Confira trechos da entrevista com o CEO da Jovem Pan, editada para fins de clareza.
A Jovem Pan perdeu anunciantes após a derrota do então presidente Jair Bolsonaro em outubro e a cobertura dos atos antidemocráticos em Brasília, em janeiro?
Não confirmamos a saída de nenhum anunciante. O relacionamento com o mercado publicitário vai muito bem. Há criadores de fake news, grupos terorristas digitais que inventam narrativas de que a Jovem Pan está em crise. Existe uma retração no mercado em geral, que não está aquecido. Sofremos em janeiro e fevereiro, que não costumam ser meses muito bons, mas a saúde financeira da empresa vai muito bem. Temos entregado crescimento de audiência e buscado investir em novas verticais.
Sites especializados em TV noticiaram que o empresário Antônio Augusto Amaral de Carvalho Filho, o Tutinha, teria deixado o comando do grupo devido às críticas à cobertura da Jovem Pan sobre a invasão das sedes do Três Poderes por manifestantes em janeiro. É verdade?

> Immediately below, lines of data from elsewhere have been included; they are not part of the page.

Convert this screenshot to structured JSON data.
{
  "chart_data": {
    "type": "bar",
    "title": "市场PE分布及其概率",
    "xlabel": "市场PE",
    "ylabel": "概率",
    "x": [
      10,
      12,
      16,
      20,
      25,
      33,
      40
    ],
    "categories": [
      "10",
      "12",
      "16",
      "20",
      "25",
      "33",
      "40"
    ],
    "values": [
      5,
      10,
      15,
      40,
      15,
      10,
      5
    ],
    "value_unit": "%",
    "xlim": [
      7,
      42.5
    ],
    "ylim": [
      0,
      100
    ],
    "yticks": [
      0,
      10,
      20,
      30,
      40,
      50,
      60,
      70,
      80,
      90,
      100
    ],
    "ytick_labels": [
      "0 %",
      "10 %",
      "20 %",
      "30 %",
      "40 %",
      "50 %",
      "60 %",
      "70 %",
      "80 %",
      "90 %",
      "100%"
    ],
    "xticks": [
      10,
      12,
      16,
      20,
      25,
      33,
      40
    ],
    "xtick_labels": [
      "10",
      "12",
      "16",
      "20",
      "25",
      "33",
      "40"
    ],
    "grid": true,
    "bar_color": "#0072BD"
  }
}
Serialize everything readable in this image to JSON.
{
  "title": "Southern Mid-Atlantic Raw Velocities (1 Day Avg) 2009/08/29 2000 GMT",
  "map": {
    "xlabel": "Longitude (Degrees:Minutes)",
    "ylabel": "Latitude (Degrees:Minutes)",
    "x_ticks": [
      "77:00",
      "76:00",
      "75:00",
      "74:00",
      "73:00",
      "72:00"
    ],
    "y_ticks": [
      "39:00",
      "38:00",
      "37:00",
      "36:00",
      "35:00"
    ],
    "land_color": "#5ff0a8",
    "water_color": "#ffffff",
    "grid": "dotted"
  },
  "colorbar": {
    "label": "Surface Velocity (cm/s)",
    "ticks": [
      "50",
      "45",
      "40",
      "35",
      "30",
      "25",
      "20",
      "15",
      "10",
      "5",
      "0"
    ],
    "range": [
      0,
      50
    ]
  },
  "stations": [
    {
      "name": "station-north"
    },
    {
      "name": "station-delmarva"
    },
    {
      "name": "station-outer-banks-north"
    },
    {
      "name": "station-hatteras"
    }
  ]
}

Assumi a presidência do grupo no final de dezembro, antes das manifestações. Era uma ideia antiga do Tutinha de se afastar do cargo, já que eu cuidava do dia-a-dia da empresa. A mudança não tem relação com os atos. O Tutinha é um dos sócios. Obviamente, ele tem escritório aqui. É um gênio da comunicação, sabe o que funciona e o que não funciona. Sempre o escutamos. Ele é um mentor.
Afinal, a Jovem Pan mudou a linha editorial após a vitória de Lula?
Crescemos muito desde nossa estreia como canal de TV há um ano e meio. As críticas têm a ver com o nosso crescimento no mercado. Estamos incomodando. Quem não incomoda não gera crítica. E ainda estamos longe de onde queremos chegar. A Jovem Pan não faz ativismo político. Fazemos jornalismo de opinião, porque a audiência já encontra todos os relatos dos fatos no celular após acordar.
O sucesso da Jovem Pan se deve ao entendimento de que a audiência jovem busca ouvir opiniões divergentes e tirar sua própria conclusão. Tínhamos os extremos dos dois lados. Não temos vergonha de mudar quando erramos. Resolvemos cortar os extremos. A Jovem Pan nunca foi nem nunca será a voz do bolsonarismo. Defendemos em editorial o respeito ao resultado da eleição.
O Brasil não pode ficar refém de um eterno Fla-Flu. Nossos microfones estão abertos para o Lula, já o convidamos para falar desde a campanha e já estamos entrevistando ministros.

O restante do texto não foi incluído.